6.The first day’s dosage of any new non-emergency medication must have been given at home before it can be administered at school.
7.The parent/guardian is responsible for collecting any unused portion of a medication within one week after expiration of the authorized prescriber’s order or at the end of the school year. Medication not claimed within that time period will be destroyed.

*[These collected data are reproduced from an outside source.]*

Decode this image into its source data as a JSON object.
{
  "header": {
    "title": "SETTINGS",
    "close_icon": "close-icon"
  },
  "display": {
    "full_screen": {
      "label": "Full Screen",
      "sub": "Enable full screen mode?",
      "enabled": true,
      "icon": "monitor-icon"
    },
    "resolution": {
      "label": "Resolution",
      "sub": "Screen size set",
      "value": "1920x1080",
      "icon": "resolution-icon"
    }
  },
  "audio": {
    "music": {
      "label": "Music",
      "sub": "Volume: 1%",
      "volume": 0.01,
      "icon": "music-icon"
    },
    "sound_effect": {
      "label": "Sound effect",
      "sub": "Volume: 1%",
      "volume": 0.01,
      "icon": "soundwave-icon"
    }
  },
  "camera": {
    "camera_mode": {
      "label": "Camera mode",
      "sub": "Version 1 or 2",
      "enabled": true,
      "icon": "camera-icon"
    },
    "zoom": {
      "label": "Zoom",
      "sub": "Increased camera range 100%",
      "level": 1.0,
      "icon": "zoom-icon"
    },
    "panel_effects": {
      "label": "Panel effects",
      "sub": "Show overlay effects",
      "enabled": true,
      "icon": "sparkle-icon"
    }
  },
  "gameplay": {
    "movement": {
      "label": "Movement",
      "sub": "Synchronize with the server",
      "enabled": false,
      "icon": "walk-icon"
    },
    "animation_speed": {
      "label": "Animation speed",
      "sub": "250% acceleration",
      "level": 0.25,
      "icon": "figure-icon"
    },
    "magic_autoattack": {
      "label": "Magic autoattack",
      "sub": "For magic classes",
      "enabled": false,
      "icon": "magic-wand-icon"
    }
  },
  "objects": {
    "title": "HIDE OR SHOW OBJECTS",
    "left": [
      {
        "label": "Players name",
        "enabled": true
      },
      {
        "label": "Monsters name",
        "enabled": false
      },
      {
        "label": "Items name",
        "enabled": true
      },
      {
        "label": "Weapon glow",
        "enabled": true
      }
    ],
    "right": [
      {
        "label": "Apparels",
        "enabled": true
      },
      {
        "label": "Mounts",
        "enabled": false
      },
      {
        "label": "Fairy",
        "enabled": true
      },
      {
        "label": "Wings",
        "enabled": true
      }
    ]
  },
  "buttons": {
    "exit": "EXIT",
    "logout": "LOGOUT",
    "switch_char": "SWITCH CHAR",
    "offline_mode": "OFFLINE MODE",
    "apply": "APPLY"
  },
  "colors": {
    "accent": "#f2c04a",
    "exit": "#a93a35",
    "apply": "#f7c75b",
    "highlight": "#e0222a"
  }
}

8.Self-administered and/or non-medically prescribed medications are entirely the responsibility of the parent/guardian and not that of either MCPS or DHHS. Medications without accompanying authorized prescriber’s orders and parent/guardian consent will not be stored in the health room.
9.Students may not self-administer controlled substances.
10. An authorized prescriber’s order and parent/guardian permission are necessary for self-carry/self- administered emergency medications such as inhalers for asthma and epinephrine auto-injector for anaphylaxis. The school nurse must evaluate and approve the student’s ability and capability to self-administer medication. It is imperative the student understands the necessity for reporting to either the health staff or MCPS staff members that they have self-administered their inhaler without any improvement or have self-administered an epinephrine auto injector, so 911 may be called.
11. The school nurse will call the authorized prescriber, as allowed by the Health Insurance Portability and Accountability Act (HIPAA), if a question arises about the student and/or the student’s medication.